Criada para fortalecer a investigação qualificada, a Renarc integra unidades da Polícia Judiciária Civil responsáveis pela repressão ao tráfico de drogas, considerado uma das principais fontes de financiamento de atividades ilícitas e um fator de instabilidade social. A coordenação da iniciativa é realizada pela Diretoria de Operações Integradas e de Inteligência (Diopi/Senasp), que tem a missão de articular esforços entre os entes federativos, promover o intercâmbio de informações e ampliar a capacidade de resposta do Estado.
A Rede busca construir um sistema integrado de cooperação que agilize a coleta de provas, identifique lideranças criminosas, desmantele estruturas operacionais e financeiras vinculadas ao tráfico e amplie a recuperação de ativos ilícitos. O aprimoramento desses mecanismos de investigação e coordenação é considerado estratégico para elevar a eficiência das operações conduzidas pelas forças de segurança.
Durante a abertura do encontro, o diretor de Operações Integradas e de Inteligência (Diopi), Rodney da Silva, destacou a relevância da atuação conjunta para enfrentar fenômenos criminosos que ultrapassam limites geográficos.
“No Brasil, o crime organizado não trabalha com fronteiras. Este encontro é para avaliarmos resultados e para que, de forma franca e aberta, possamos aprimorar as estratégias das operações das unidades especializadas, que são as forças de segurança”, afirmou.
O diretor também reforçou a importância do diálogo para o fortalecimento da Renarc e de sua capacidade de atuação.
“O principal objetivo da reunião é ouvir sugestões para que possamos melhorar a atuação da Rede. A missão é criar condições e fomentar a ação das forças de segurança. O trabalho consiste em integrar por meio de diálogo e iniciativas”, completou.
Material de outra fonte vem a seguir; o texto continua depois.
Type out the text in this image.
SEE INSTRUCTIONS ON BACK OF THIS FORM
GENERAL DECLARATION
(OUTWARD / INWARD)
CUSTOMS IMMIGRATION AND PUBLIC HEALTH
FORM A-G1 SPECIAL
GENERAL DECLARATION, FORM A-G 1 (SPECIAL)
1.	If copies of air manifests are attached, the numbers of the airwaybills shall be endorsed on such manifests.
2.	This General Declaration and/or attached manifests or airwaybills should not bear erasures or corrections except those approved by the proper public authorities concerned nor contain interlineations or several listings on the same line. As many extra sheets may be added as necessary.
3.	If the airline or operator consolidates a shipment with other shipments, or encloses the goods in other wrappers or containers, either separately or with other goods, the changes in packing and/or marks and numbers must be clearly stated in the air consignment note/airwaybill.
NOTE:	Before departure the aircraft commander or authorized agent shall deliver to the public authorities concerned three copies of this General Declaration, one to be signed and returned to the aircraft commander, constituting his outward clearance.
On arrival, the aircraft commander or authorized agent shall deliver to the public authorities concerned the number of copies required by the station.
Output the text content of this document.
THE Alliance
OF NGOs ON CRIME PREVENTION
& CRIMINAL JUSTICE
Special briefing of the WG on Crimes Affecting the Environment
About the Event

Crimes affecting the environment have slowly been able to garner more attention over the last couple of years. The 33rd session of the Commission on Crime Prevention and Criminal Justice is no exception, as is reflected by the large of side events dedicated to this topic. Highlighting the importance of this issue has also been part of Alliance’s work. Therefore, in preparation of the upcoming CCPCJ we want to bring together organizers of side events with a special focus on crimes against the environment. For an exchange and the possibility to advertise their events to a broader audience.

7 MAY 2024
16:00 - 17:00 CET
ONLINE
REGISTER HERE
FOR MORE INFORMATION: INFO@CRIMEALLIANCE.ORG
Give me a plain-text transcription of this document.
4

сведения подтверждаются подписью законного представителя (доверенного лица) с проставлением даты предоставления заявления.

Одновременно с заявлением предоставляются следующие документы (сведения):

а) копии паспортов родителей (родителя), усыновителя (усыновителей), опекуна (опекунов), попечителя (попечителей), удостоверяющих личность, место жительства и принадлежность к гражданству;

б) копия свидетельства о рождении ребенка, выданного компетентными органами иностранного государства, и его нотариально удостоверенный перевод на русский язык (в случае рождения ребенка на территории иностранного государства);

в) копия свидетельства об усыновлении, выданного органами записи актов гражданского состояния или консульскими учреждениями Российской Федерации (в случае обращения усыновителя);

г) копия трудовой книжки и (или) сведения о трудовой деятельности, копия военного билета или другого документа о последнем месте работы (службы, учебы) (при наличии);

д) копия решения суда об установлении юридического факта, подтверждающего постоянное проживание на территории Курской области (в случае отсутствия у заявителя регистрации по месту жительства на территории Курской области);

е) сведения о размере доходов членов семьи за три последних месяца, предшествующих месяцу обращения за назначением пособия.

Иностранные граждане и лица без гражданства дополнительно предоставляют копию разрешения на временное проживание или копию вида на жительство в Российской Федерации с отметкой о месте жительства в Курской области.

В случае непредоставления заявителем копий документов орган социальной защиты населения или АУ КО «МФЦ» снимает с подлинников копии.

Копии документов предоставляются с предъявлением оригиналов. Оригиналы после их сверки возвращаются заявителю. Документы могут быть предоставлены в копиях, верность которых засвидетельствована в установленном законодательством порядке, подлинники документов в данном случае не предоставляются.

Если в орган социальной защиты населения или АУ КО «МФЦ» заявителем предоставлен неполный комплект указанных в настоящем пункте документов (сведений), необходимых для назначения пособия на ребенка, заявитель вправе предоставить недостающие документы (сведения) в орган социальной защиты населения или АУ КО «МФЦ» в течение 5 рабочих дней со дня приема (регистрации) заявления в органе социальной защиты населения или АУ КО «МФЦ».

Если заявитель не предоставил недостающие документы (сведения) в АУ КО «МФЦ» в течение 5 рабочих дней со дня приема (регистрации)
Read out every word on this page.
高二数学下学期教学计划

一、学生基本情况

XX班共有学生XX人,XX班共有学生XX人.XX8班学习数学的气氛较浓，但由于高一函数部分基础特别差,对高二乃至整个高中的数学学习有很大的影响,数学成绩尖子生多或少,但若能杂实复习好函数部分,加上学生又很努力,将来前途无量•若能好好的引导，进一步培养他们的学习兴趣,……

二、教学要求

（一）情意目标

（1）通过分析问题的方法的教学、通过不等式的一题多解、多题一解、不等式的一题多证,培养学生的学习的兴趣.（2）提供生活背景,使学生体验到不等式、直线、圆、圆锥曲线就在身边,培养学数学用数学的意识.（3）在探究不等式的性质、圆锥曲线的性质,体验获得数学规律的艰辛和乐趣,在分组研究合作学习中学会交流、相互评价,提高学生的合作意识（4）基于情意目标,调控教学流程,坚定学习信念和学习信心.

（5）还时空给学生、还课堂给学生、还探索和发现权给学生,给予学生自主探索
Ao longo do evento, foram apresentados dados consolidados das atividades desenvolvidas este ano, com destaque para a Operação Narke, conduzida em três edições ao longo do ano. A ação, estruturada a partir do compartilhamento de informações e de esforços coordenados entre unidades estaduais e o MJSP, demonstrou o potencial da atuação integrada no enfrentamento ao tráfico de drogas.
Resultados da Operação Narke em 2025
As ações coordenadas da Renarc no âmbito da Operação Narke registraram:
● 27,7 toneladas de drogas apreendidas
● 121 toneladas de drogas incineradas
● 280 veículos apreendidos
● 330 armas retiradas de circulação
● 478 mandados de busca e apreensão cumpridos
● 60.700 unidades de drogas sintéticas apreendidas
● 2.197 pessoas presas
● R$ 915.313.189 em prejuízo financeiro ao crime organizado
Os números refletem a consolidação de uma política pública baseada na integração, modernização investigativa e fortalecimento institucional. A expectativa da Senasp é ampliar, nos próximos ciclos, a capacidade de articulação entre as unidades especializadas e aumentar o impacto das ações sobre redes criminosas que atuam em escala interestadual.
A realização do 3º Encontro Técnico Nacional da Renarc reforça o compromisso do MJSP com o aperfeiçoamento contínuo das estratégias de enfrentamento ao narcotráfico, com foco na cooperação federativa, na inteligência policial e na execução de operações qualificadas que contribuam para a redução da criminalidade e o fortalecimento da segurança pública no País.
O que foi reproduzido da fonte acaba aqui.